Dining


Monday, 06/08/2018 11:36

The T-Art celebrates 1st anniversary serving Vietnamese food like art

All set: Decorated dining table set in the country life mode. Photo courtesy of The T-Art
Viet Nam News

HA NOI —Diners were treated to extravagant food and wine pairings in a private dinner party at T-Art in the heart of Ha Noi’s Old Quarter on Tuesday.

"I’m very happy that T-Art has been receiving rave reviews and has been rated five stars by the diners only," said Thai Thanh Thuy, the establishment co-founder.

Focusing on serving Vietnamese cuisine in the most modern and artsy way, Thuy has been working with chef Hai Anh, a popular cook and author to work on a special menu. Anh previously worked at the Nineteen 11 Restaurant in Ha Noi and Veranda Resort in Phu Quoc.

"I would like to bring you back, with this menu, on a journey back to your prime time," she said opening the party. "Imagine you’re at your parent’s home, having your most favourite dishes on a beautiful summer afternoon, feeling the sweet smell of jasmine from the front yard."

The three-on-a-stone-placard appetizers promised a great party ahead: tamarind crab on a shrimp cracker, beef with mustard leaves roll and mini-frogmeat fried pancake.

After the warm-up chatting downstairs, we walked two flights of stairs to the main big room. A beautiful party table decorated with all kinds of spices and peppers, fresh chili and onions. A nice aroma of spice filled the room accompanied by contemporary Vietnamese music.

Followed on the southern trait of the appetizers, the starters delighted the diners with the crispy pan-seared pho with prawns and the sweet and sour of banana flower and young coconut root salad.

The pan-seared dish needed to flame in the food so diners could feel the smoke while eating.

I had never met Chef Hai Anh before though I had dined at the T-Art several times before.

This time she had done something quite bold: Putting pigeon and fish as the main course on one plate. And she did something even bolder with the wine pairing, putting the pigeon and fish with red wine.

"This is absolutely amazing," commented someone at the table. "I don’t know how you made it, Hai Anh," she said, "but your pigeon tastes so good, it feels like meat, red meat."

Hai Anh’s fish was no stranger to Vietnamese eaters: stewed fish in a clay pot. Improvising the signature stew dish from Dai Hoang Village in Ha Nam Province, Hai Anh was brave trying to pair it with red wine.

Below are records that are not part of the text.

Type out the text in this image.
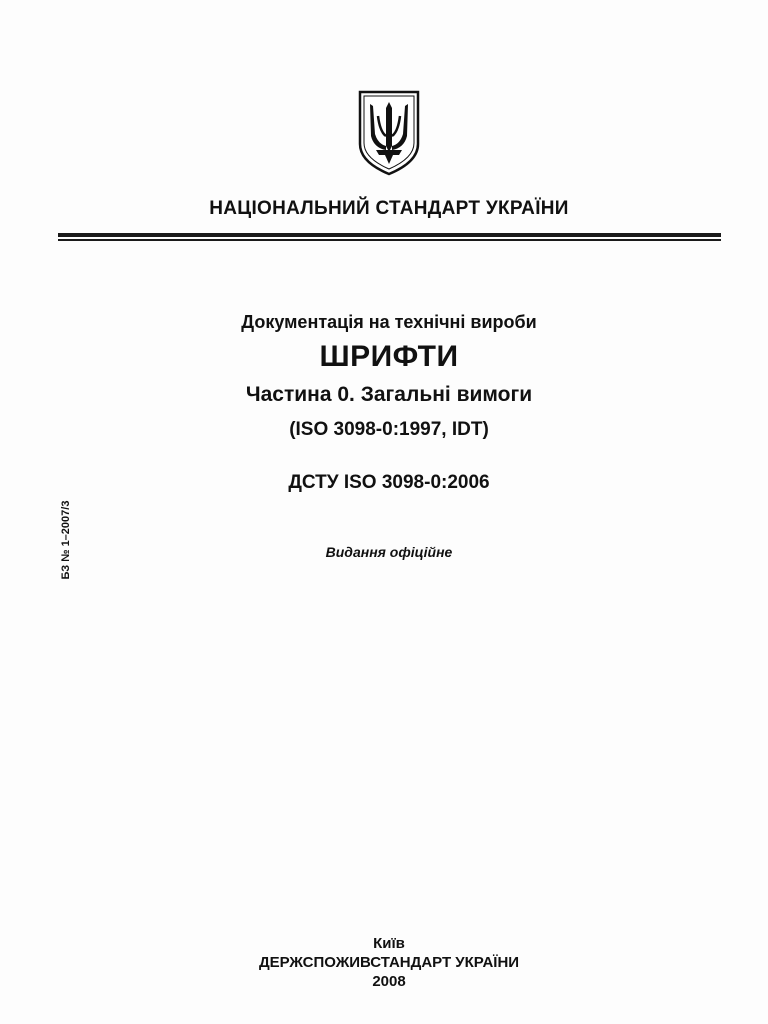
НАЦІОНАЛЬНИЙ СТАНДАРТ УКРАЇНИ
Документація на технічні вироби
ШРИФТИ
Частина 0. Загальні вимоги
(ISO 3098-0:1997, IDT)
ДСТУ ISO 3098-0:2006
Видання офіційне
БЗ № 1–2007/3
Київ
ДЕРЖСПОЖИВСТАНДАРТ УКРАЇНИ
2008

"Every drop of sauce on the plate counts," she said. Each bite gave a surprising and flavourful taste to go with the fishy texture.

As for desert, the yogurt wrapped around fermented black rice was a delight.

The party went on in the downpour of summer rain outside, which submerged a large part of the outskirts of Ha Noi. It was a treat for those who ventured out into the rain earlier that evening, to support the efforts of the T-Art team to treat Vietnamese food in an artistic way and bring it to a new level of appreciation and gratitude. All the new dishes will be available in the new menu starting from August 10. — VNS

Possible of the impossible: Having pigeon and fish on the same plate, try it out.
Getting started: Pan-seared ’pho" with shrimp stuffing and banana flower & coconut root salad.